Sorry for not clarifying the above statement. In addition to compression type (e.g., lz4 vs. zlib) and data compressibility (e.g., text string vs. floating point number), the size of data chunk (e.g., 4kB vs. 16kB) to which compression is applied also plays an important role. This is because general-purpose compression algorithms (e.g., Snappy, lz4, zlib, and ZSTD) all use LZ search that tries to find repeated bytes in the to-be-compressed data chunk and accordingly use a pointer to replace those repeated bytes. In general, the larger the to-be-compressed data chunk is, the higher probability that we may find more repeated bytes and hence achieve a better compression ratio.
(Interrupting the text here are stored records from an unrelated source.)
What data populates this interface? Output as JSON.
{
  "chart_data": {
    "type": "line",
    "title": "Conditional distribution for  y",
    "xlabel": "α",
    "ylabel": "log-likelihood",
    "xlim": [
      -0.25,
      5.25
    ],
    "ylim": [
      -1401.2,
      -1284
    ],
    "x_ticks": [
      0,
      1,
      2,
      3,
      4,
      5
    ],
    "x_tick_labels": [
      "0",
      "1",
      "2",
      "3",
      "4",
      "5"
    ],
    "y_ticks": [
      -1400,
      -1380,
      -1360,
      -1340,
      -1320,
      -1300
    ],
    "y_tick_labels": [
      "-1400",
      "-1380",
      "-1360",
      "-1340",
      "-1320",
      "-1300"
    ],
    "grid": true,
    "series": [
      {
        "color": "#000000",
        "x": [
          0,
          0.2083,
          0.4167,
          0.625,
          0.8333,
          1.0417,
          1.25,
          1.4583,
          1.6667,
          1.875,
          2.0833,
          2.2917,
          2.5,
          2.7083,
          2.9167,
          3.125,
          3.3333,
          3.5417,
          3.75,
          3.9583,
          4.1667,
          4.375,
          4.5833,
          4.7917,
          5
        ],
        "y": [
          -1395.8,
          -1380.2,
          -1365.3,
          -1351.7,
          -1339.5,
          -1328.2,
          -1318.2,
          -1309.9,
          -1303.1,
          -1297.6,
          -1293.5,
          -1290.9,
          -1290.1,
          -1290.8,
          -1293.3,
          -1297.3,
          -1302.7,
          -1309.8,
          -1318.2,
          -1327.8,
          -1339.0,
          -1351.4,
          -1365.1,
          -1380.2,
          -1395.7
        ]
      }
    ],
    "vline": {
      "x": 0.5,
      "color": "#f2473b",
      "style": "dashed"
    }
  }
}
My experience is that compression-over-16kB can achieve 10%~30% better compression ratio than compression-over-4kB.
As you pointed out, aligning compressed data with storage sector boundary (e.g., 4kB) is always desirable (especially for storage engines using B-tree structure like InnoDB and Redwood). Taking the transparent page compression feature in InnoDB as one example, with the default 16kB page size, after applying compression to each 16kB page, InnoDB aligns the compressed page to the 4kB boundary (e.g., if we compress one 16kB page to 10kB, then the page is stored as 12kB, wasting 2kB). To simplify the data management, InnoDB relies on sparse file and hole punching support from the underlying filesystem to return the unused one or more 4kB physical sectors back to the filesystem. Because of the use of sparse file, we do not need to change the LBA allocation when the compression results change. Yes, it certainly creates fragmentation, which is nevertheless not a big problem for modern SSDs.
The 4kB-alignment requirement indeed could cause significant space waste or even make page compression unfeasible (e.g., InnoDB/Redwood with 4kB page size). One of the major selling points of LSM-tree (e.g., RocksDB) is that its compression is not subject to the 4kB-alignment constraint, hence MyRocks claims to achieve better compression efficiency than InnoDB. Certainly prefix key encoding also helps MyRocks to improve the compression efficiency.
The Pager interface sounds interesting. Could you please point me to relevant documents or codes so that I could learn more about it? Thanks!